Singapore’s economy posted its highest quarterly output on record in the first three months of 2026, with gross domestic product at current prices reaching S$207.66 billion, seasonally adjusted figures show.
Peak output
The total surpasses the previous high of S$202.37 billion set in the final quarter of 2025, confirming that the city-state’s nominal output has now held above the S$200 billion mark for two consecutive quarters. The expansion marks a decisive break from the uneven recovery that followed the pandemic-era slump in 2020.
Factory floor strength
Manufacturing, the largest component of goods-producing industries, drove much of the gain. The sector delivered S$38.21 billion in value added during the quarter, its strongest showing since at least 2013 and a nearly 8% jump from the final three months of 2025.
Uneven sectoral picture
While manufacturing and construction both set new highs, utilities continued to lose ground. The segment shrank to S$2.67 billion, the lowest level in a year. Construction, meanwhile, surged to S$8.17 billion, extending a steady climb that began after a sharp contraction during the pandemic.

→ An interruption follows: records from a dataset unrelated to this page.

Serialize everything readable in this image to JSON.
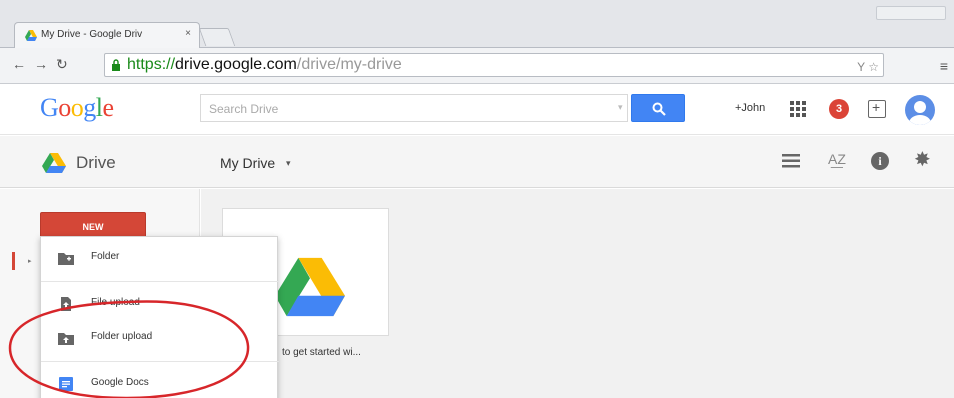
{
  "browser": {
    "tab_title": "My Drive - Google Driv",
    "tab_close": "×",
    "url_scheme": "https://",
    "url_host": "drive.google.com",
    "url_path": "/drive/my-drive",
    "nav_back": "←",
    "nav_forward": "→",
    "nav_reload": "↻",
    "omnibox_icons": "Y ☆",
    "menu_glyph": "≡"
  },
  "header": {
    "logo_letters": [
      "G",
      "o",
      "o",
      "g",
      "l",
      "e"
    ],
    "logo_colors": [
      "#4285f4",
      "#ea4335",
      "#fbbc05",
      "#4285f4",
      "#34a853",
      "#ea4335"
    ],
    "search_placeholder": "Search Drive",
    "user_link": "+John",
    "notification_count": "3",
    "icons": [
      "apps-grid-icon",
      "notification-badge",
      "share-icon",
      "avatar"
    ]
  },
  "subheader": {
    "app_name": "Drive",
    "location": "My Drive",
    "location_caret": "▾",
    "sort_glyph": "A͟Z",
    "info_glyph": "i",
    "gear_glyph": "✸"
  },
  "sidebar": {
    "new_button": "NEW",
    "arrow_glyph": "▸"
  },
  "new_menu": {
    "items": [
      {
        "label": "Folder",
        "icon": "folder-icon"
      },
      {
        "label": "File upload",
        "icon": "file-upload-icon"
      },
      {
        "label": "Folder upload",
        "icon": "folder-upload-icon"
      },
      {
        "label": "Google Docs",
        "icon": "google-docs-icon"
      }
    ]
  },
  "main": {
    "card_caption": "to get started wi..."
  },
  "colors": {
    "accent_red": "#d44737",
    "search_blue": "#4285f4",
    "annotation_red": "#d7262a"
  }
}
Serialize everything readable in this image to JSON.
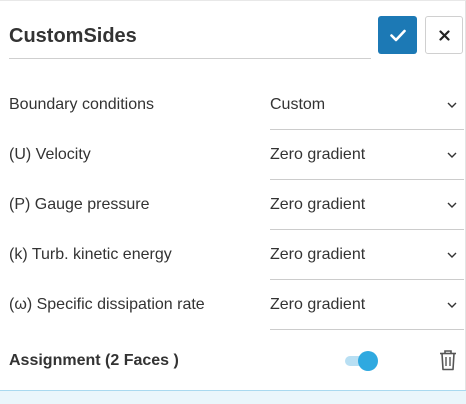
{
  "header": {
    "name_value": "CustomSides",
    "confirm_icon": "check-icon",
    "close_icon": "close-icon"
  },
  "rows": [
    {
      "label": "Boundary conditions",
      "value": "Custom"
    },
    {
      "label": "(U) Velocity",
      "value": "Zero gradient"
    },
    {
      "label": "(P) Gauge pressure",
      "value": "Zero gradient"
    },
    {
      "label": "(k) Turb. kinetic energy",
      "value": "Zero gradient"
    },
    {
      "label": "(ω) Specific dissipation rate",
      "value": "Zero gradient"
    }
  ],
  "assignment": {
    "label": "Assignment (2 Faces )",
    "toggle_on": true,
    "delete_icon": "trash-icon"
  },
  "colors": {
    "accent": "#1c79b5",
    "toggle": "#2fa9e0",
    "text": "#333333"
  }
}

- Total GDP: S$207.66 billion in Q1 2026
- Manufacturing: S$38.21 billion — the dominant driver
- Construction: S$8.17 billion — a new record
- Utilities: S$2.67 billion — losing steam
- Span from peak to low: GDP more than 60 times the utilities contribution in Q1
The composition of growth leaves an open question about how much longer goods-producing sectors can power overall expansion, particularly if global trade faces fresh headwinds in the second half of the year.